The rest of that climb was still quite a challenge and we had to rest often, refill our water bags, take in snacks and deal with our infirmities. Out troubled companion got help from S and John who carried some of her stuff. We 5 became a group and I was grateful for that.
Harden Lake was a turning point for me when I sensed that we didn’t have so much farther to go and were already at quite a high elevation again. As it turned out the last few miles were quite a slow slog along a gravel road that seemed to never end.
But finally there was Richard’s rich red truck welcoming us back to White Wolf. Oh the joy of that moment! I’ll savor it always. Getting into his truck and sitting on a comfy car seat again. Ahhh. And he’d already been to the store, bought a burrito and saved a half for me! I had been looking forward to ice cream but this somehow was even better. Oh, and Julie had a few beers to share one of which I exultantly enjoyed. My blisters still hurt but those first moments back in a little bit of ‘civilization’ were so special I could easily ignore the little bit of pain.
The rest of the evening was similarly special as we all enjoyed real showers and clean clothes along with food that wasn’t previously freeze-dried. I slept in a big soft bed that night with clean sheets and the sound washing over me of another friend, the Merced River, just outside the balcony door. It was heavenly.

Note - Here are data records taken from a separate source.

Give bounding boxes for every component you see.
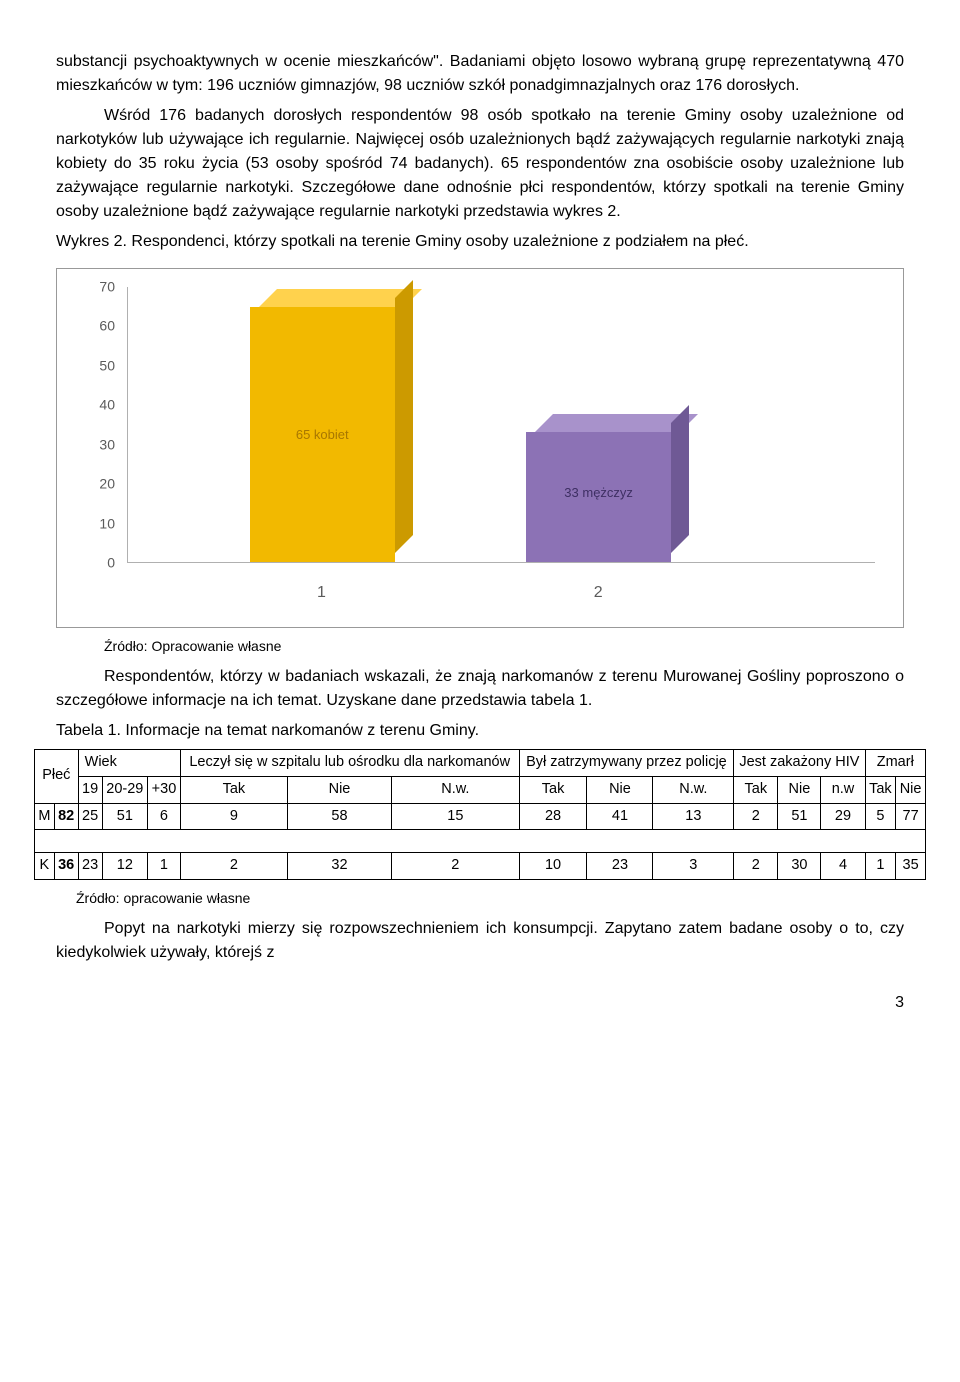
- cell: 77: [896, 803, 926, 830]
- th-zatrz-nie: Nie: [587, 776, 653, 803]
- cell: 12: [102, 853, 148, 880]
- cell: 29: [821, 803, 865, 830]
- page-number: 3: [56, 991, 904, 1015]
- chart-bar: 65 kobiet: [250, 307, 395, 562]
- th-leczyl-nie: Nie: [287, 776, 391, 803]
- paragraph-2: Wśród 176 badanych dorosłych respondentó…: [56, 104, 904, 224]
- x-tick-label: 2: [594, 581, 603, 605]
- y-tick-label: 30: [99, 434, 115, 455]
- cell: 15: [392, 803, 520, 830]
- th-hiv-nie: Nie: [778, 776, 821, 803]
- cell: 51: [778, 803, 821, 830]
- paragraph-1: substancji psychoaktywnych w ocenie mies…: [56, 50, 904, 98]
- plot-area: 65 kobiet 33 mężczyz: [127, 287, 875, 563]
- cell: 2: [180, 853, 287, 880]
- y-tick-label: 10: [99, 513, 115, 534]
- bar-label: 65 kobiet: [296, 425, 349, 445]
- table-header-row-1: Płeć Wiek Leczył się w szpitalu lub ośro…: [35, 750, 926, 777]
- x-axis: 12: [127, 569, 875, 613]
- th-leczyl-tak: Tak: [180, 776, 287, 803]
- paragraph-6: Popyt na narkotyki mierzy się rozpowszec…: [56, 917, 904, 965]
- cell: 2: [734, 853, 778, 880]
- th-wiek-2: 20-29: [102, 776, 148, 803]
- cell: 2: [734, 803, 778, 830]
- data-table: Płeć Wiek Leczył się w szpitalu lub ośro…: [34, 749, 926, 880]
- table-row: M82255169581528411325129577: [35, 803, 926, 830]
- cell: 1: [148, 853, 181, 880]
- th-hiv-tak: Tak: [734, 776, 778, 803]
- th-zmarl: Zmarł: [865, 750, 925, 777]
- cell: 9: [180, 803, 287, 830]
- cell: 5: [865, 803, 896, 830]
- cell: 13: [653, 803, 734, 830]
- paragraph-4: Respondentów, którzy w badaniach wskazal…: [56, 665, 904, 713]
- y-tick-label: 0: [107, 553, 115, 574]
- bar-chart: 010203040506070 65 kobiet33 mężczyz 12: [56, 268, 904, 628]
- cell: 28: [519, 803, 587, 830]
- table-row: K36231212322102332304135: [35, 853, 926, 880]
- table-title: Tabela 1. Informacje na temat narkomanów…: [56, 719, 904, 743]
- x-tick-label: 1: [317, 581, 326, 605]
- th-hiv: Jest zakażony HIV: [734, 750, 865, 777]
- th-plec: Płeć: [35, 750, 79, 804]
- th-zatrz-tak: Tak: [519, 776, 587, 803]
- cell-count: 82: [54, 803, 78, 830]
- cell: 3: [653, 853, 734, 880]
- chart-bar: 33 mężczyz: [526, 432, 671, 562]
- th-leczyl: Leczył się w szpitalu lub ośrodku dla na…: [180, 750, 519, 777]
- cell-count: 36: [54, 853, 78, 880]
- y-tick-label: 20: [99, 474, 115, 495]
- cell: 4: [821, 853, 865, 880]
- y-axis: 010203040506070: [71, 287, 121, 563]
- cell: 41: [587, 803, 653, 830]
- cell: 2: [392, 853, 520, 880]
- th-wiek-3: +30: [148, 776, 181, 803]
- cell: 23: [78, 853, 102, 880]
- y-tick-label: 50: [99, 355, 115, 376]
- th-hiv-nw: n.w: [821, 776, 865, 803]
- cell: 23: [587, 853, 653, 880]
- th-zmarl-tak: Tak: [865, 776, 896, 803]
- table-header-row-2: 19 20-29 +30 Tak Nie N.w. Tak Nie N.w. T…: [35, 776, 926, 803]
- cell: 1: [865, 853, 896, 880]
- th-zatrzymany: Był zatrzymywany przez policję: [519, 750, 734, 777]
- cell: 32: [287, 853, 391, 880]
- table-body: M82255169581528411325129577 K36231212322…: [35, 803, 926, 879]
- table-spacer-row: [35, 830, 926, 853]
- chart-source: Źródło: Opracowanie własne: [104, 636, 904, 657]
- cell-plec: M: [35, 803, 55, 830]
- th-wiek: Wiek: [78, 750, 180, 777]
- y-tick-label: 70: [99, 277, 115, 298]
- cell: 58: [287, 803, 391, 830]
- cell-plec: K: [35, 853, 55, 880]
- bar-label: 33 mężczyz: [564, 483, 633, 503]
- y-tick-label: 40: [99, 395, 115, 416]
- table-source: Źródło: opracowanie własne: [76, 888, 904, 909]
- th-leczyl-nw: N.w.: [392, 776, 520, 803]
- y-tick-label: 60: [99, 316, 115, 337]
- cell: 51: [102, 803, 148, 830]
- cell: 35: [896, 853, 926, 880]
- cell: 25: [78, 803, 102, 830]
- chart-title: Wykres 2. Respondenci, którzy spotkali n…: [56, 230, 904, 254]
- cell: 30: [778, 853, 821, 880]
- th-zmarl-nie: Nie: [896, 776, 926, 803]
- th-wiek-1: 19: [78, 776, 102, 803]
- cell: 6: [148, 803, 181, 830]
- cell: 10: [519, 853, 587, 880]
- th-zatrz-nw: N.w.: [653, 776, 734, 803]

The next morning I realized how much I’d missed my Bible too and gave thanks for the Gideons. Gideon Bibles are often still kept in motel nightstands and I hope they always will be. The one I found spoke volumes to me as I welcomed familiar the passages jumping off the pages into my sore soul with The Spirit’s energy rejuvenating me. More unexpected tears flowed which then I welcomed. I felt like my soul had been freeze-dried too and was now becoming full-bodied again, restored. I had an unplanned mini-retreat right there.
The end of the group experience was a great breakfast at Julie’s comfy ‘Casa del Sol’ Cabin. She graciously hosted us once again after leading us all week with such care. After eating, still gathered around a real table seated on cushioned chairs, one of the group shared her essay on the book of Job and suffering. Not exactly celebratory, but for this trip and my own experience it was quite fitting. A lively discussion followed which I didn’t jump into. But then I realized I needed to share something of what I’d gone through the day before as a way of ‘repenting’ my somewhat childish, emotional thinking and saying that I would never sing again! Having been so enlivened in the motel room I felt The Spirit’s prompting to express my ‘take’ on suffering – it’s ‘purpose’ – at least as I could see it especially in my life from that somewhat traumatic trip coming then to closure. So I shared of my pains throughout the week and what had happened the morning before as well as a little about a close friend’s Stage 4 cancer. I quoted Romans 8:28 AND verse 29 as explanations for God’s purpose, which I see as: Conformity to the person of Christ – not Comfort.
“And we know that in all things God works for the good of those who love him, who have been called according to his purpose. For those God foreknew he also predestined to be conformed to the image of his Son, that he might be the firstborn among many brothers and sisters.” Romans 8:28-29 (New International Version)
This seemed to be well-received and I was thankful that many prayed for my friend afterwards. We also brought the table-time to an end with prayer. This was a great way to conclude the trip.